中小企業がITで生産性を高めるには

IT中小企業診断士の村上です。 高松でITで生産性を高めるセミナを実施してきました。

高松へ

会社員時代には長期出張で、数ヶ月高松にいたことがありますが、診断士になって四国に仕事で行くの初めてでした。10年ぶりくらいですね。変わってないようで変わっていくものです。つか、セミナ会場のサンポート合同庁舎はもちろん以前はありませんでした。今年(H29)の10月に入居が始まったばかりでまだピカピカ。

(高松市のHPより)

基調講演

で、ここで、こんなセミナーを・・・というか基調講演・・・と言われるとドキドキします。

 

 

ITで生産性を高めるには

IoTも使いこなす!?

ということで、上記タイトルのセミナを実施しました。 IoTとかAIとか言っていますが、むしろシステム導入の事前の準備や考えを話してください、というお題でした。

なので、高松まで行く交通経路の支払いを例にとって、最初説明しました。

AppleWatch2使っています。毎日つけているので、そろそろバンドが汚れて汚いです。でもSUICAが入っているので、電車とかバスの乗り降りはとてもスムーズです。

 

そして、AppleWalletを利用して、飛行機も搭乗の際のQRコードを連携することができます。

これで、最寄り駅の 京急川崎から高松駅まで、全部AppleWatchで行けるかと思いきや、残念ながら、高松空港からのリムジンバスは事前に切符購入制でした・・・ 無念。

全てIT化していくのは非効率なことも

と、まあ、AppleWatchをぼちぼち使いこなしているようですが、実際はそうではありません。飛行機のQRコードを腕時計にうつすには、実は、搭乗口の手間で スマホを開いて、表示させ、そこからAppleWatchに連携しています。

・・・ そのまま スマホかざして通ればいいやん! と思われましたか! その通りです。 完全に非効率な無駄作業です。

さらに、AppleWatchは向きによっては、省電力のため、自動で画面が消えます。 搭乗口のQRリーダーで読ませようとすると、画面が消えて、スムーズに行かないことも多いです。 なので さっさとかざして通ろうとするのですが、ミスって後続の人に迷惑をかけることも・・・

システム導入には目的をはっきりさせること

ということで、改めて目的を考えてみます。

今回の目的はスムーズに移動すること。 決して AppleWatchなる IoT機器を使いこなすことではありません。

(個人的には、こういったツールを実験して楽しむことが目的にはなっていますが(^^;)

そうすると、AppleWatchなんか使わずに、全部 スマホで通過した方が、AppleWatchへ投資もせずに済みますし、1台でスムーズに通れそうです。 全体最適ですね。 しかし、高松空港からのリムジンバスにICカード対応してもらわねばなりません。。。 これは出費がかさみそうですね。

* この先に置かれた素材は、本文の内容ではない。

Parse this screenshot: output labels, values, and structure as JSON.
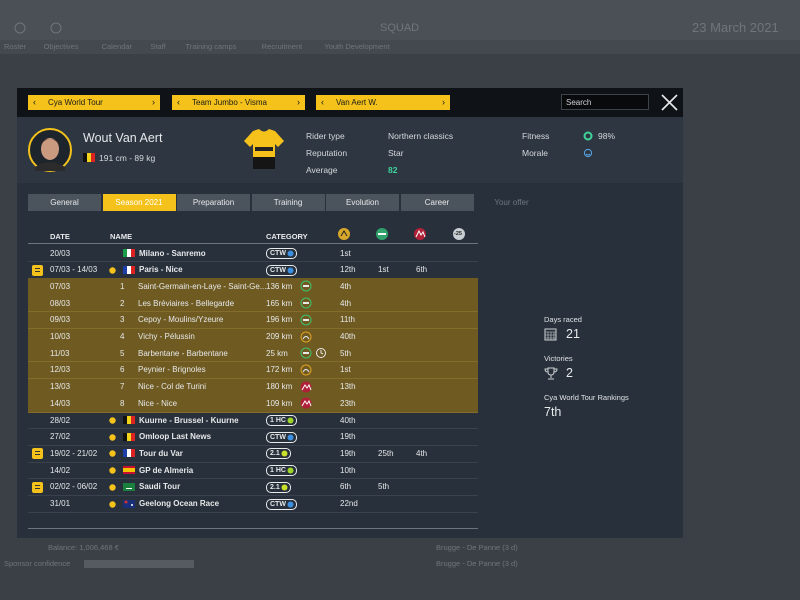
{
  "background": {
    "screen_title": "SQUAD",
    "date": "23 March 2021",
    "menu": [
      "Roster",
      "Objectives",
      "Calendar",
      "Staff",
      "Training camps",
      "Recruitment",
      "Youth Development"
    ],
    "balance": "Balance: 1,006,468 €",
    "sponsor_confidence": "Sponsor confidence",
    "upcoming": [
      "Brugge - De Panne (3 d)",
      "Brugge - De Panne (3 d)"
    ]
  },
  "selectors": [
    "Cya World Tour",
    "Team Jumbo - Visma",
    "Van Aert W."
  ],
  "search_placeholder": "Search",
  "rider": {
    "name": "Wout Van Aert",
    "physique": "191 cm - 89 kg",
    "attributes": [
      {
        "label": "Rider type",
        "value": "Northern classics"
      },
      {
        "label": "Reputation",
        "value": "Star"
      },
      {
        "label": "Average",
        "value": 82
      }
    ],
    "fitness_label": "Fitness",
    "fitness": "98%",
    "morale_label": "Morale"
  },
  "tabs": [
    "General",
    "Season 2021",
    "Preparation",
    "Training",
    "Evolution",
    "Career",
    "Your offer"
  ],
  "table": {
    "columns": [
      "DATE",
      "NAME",
      "CATEGORY"
    ],
    "young_rider_column": "-25",
    "rows": [
      {
        "date": "20/03",
        "name": "Milano - Sanremo",
        "category": "CTW",
        "results": [
          "1st"
        ]
      },
      {
        "date": "07/03 - 14/03",
        "name": "Paris - Nice",
        "category": "CTW",
        "results": [
          "12th",
          "1st",
          "6th"
        ]
      },
      {
        "date": "07/03",
        "stage": 1,
        "name": "Saint-Germain-en-Laye - Saint-Ge...",
        "distance": "136 km",
        "results": [
          "4th"
        ]
      },
      {
        "date": "08/03",
        "stage": 2,
        "name": "Les Bréviaires - Bellegarde",
        "distance": "165 km",
        "results": [
          "4th"
        ]
      },
      {
        "date": "09/03",
        "stage": 3,
        "name": "Cepoy - Moulins/Yzeure",
        "distance": "196 km",
        "results": [
          "11th"
        ]
      },
      {
        "date": "10/03",
        "stage": 4,
        "name": "Vichy - Pélussin",
        "distance": "209 km",
        "results": [
          "40th"
        ]
      },
      {
        "date": "11/03",
        "stage": 5,
        "name": "Barbentane - Barbentane",
        "distance": "25 km",
        "results": [
          "5th"
        ]
      },
      {
        "date": "12/03",
        "stage": 6,
        "name": "Peynier - Brignoles",
        "distance": "172 km",
        "results": [
          "1st"
        ]
      },
      {
        "date": "13/03",
        "stage": 7,
        "name": "Nice - Col de Turini",
        "distance": "180 km",
        "results": [
          "13th"
        ]
      },
      {
        "date": "14/03",
        "stage": 8,
        "name": "Nice - Nice",
        "distance": "109 km",
        "results": [
          "23th"
        ]
      },
      {
        "date": "28/02",
        "name": "Kuurne - Brussel - Kuurne",
        "category": "1 HC",
        "results": [
          "40th"
        ]
      },
      {
        "date": "27/02",
        "name": "Omloop Last News",
        "category": "CTW",
        "results": [
          "19th"
        ]
      },
      {
        "date": "19/02 - 21/02",
        "name": "Tour du Var",
        "category": "2.1",
        "results": [
          "19th",
          "25th",
          "4th"
        ]
      },
      {
        "date": "14/02",
        "name": "GP de Almeria",
        "category": "1 HC",
        "results": [
          "10th"
        ]
      },
      {
        "date": "02/02 - 06/02",
        "name": "Saudi Tour",
        "category": "2.1",
        "results": [
          "6th",
          "5th"
        ]
      },
      {
        "date": "31/01",
        "name": "Geelong Ocean Race",
        "category": "CTW",
        "results": [
          "22nd"
        ]
      }
    ]
  },
  "summary": [
    {
      "label": "Days raced",
      "value": 21
    },
    {
      "label": "Victories",
      "value": 2
    },
    {
      "label": "Cya World Tour Rankings",
      "value": "7th"
    }
  ]
}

システム投資って全体最適で、ドーンと導入できると美しいし、効率的に見えるのですが、実はかえってコストが高くついて、使い切れないということもあります。 ERPのビッグバン導入なんてまさに最たるものですね。

部分最適でもいいですよ

ということで、部分最適で導入していっても イイんじゃないかな、というのが私の考えです。もちろん、構想は全体最適で持って、イメージしておかねばなりませんが、部分部分で導入すると、驚くべき安価で導入することができる時代になりました。クラウドサービスで月額2000円とかのサービスを組み合わしていくわけですね。クラウドサービス同士はうまく連携できない物も多いですが、それを引いても余りあるコストパフォーマンスのものも多いので、検討しない手はないと思っています。 サイボウズのKintoneとかまさにそんな感じですよね。

ということで、わたしの高松への旅も、部分最適です。 電車はAppleWatchのスイカで。飛行機はスマホのQRで。空港リムジンバスは切符です。なぜなら、電車は一日に何回も乗り降りします。システムで言うと利用頻度の高い業務ですね。なので少しでも効率化したいのです。 スマホを取り出す手間を削減して、腕時計だけで通れたほうがスムーズです。なお、さらに業務効率化のために、AppleWatchは右手にしています。右手のほうが、改札のタッチするところに近いですもんね。

一方、飛行機はせいぜい月に1回しか乗らないので、スマホを取り出してタッチするくらいの作業負荷はなんてことないのです。さらに高松のリムジンバスは乗っても数年に1回くらいなので、システム化されていなくてもそれほど困りません。

システムと同じく利用頻度や重要性を考えて、システム化範囲を決定していくわけですね。

ということで、ちょっとくどくなりましたが、企業システム全体を俯瞰しつつも、重要度の高い業務からどんどんシステム化していきたいですね。特に中小企業はIT人材が少ないですから、こういったちょっとした範囲のシステム化で体験をつむことで、社内のIT人材育成にもつながるんじゃないかなあ・・・と思います。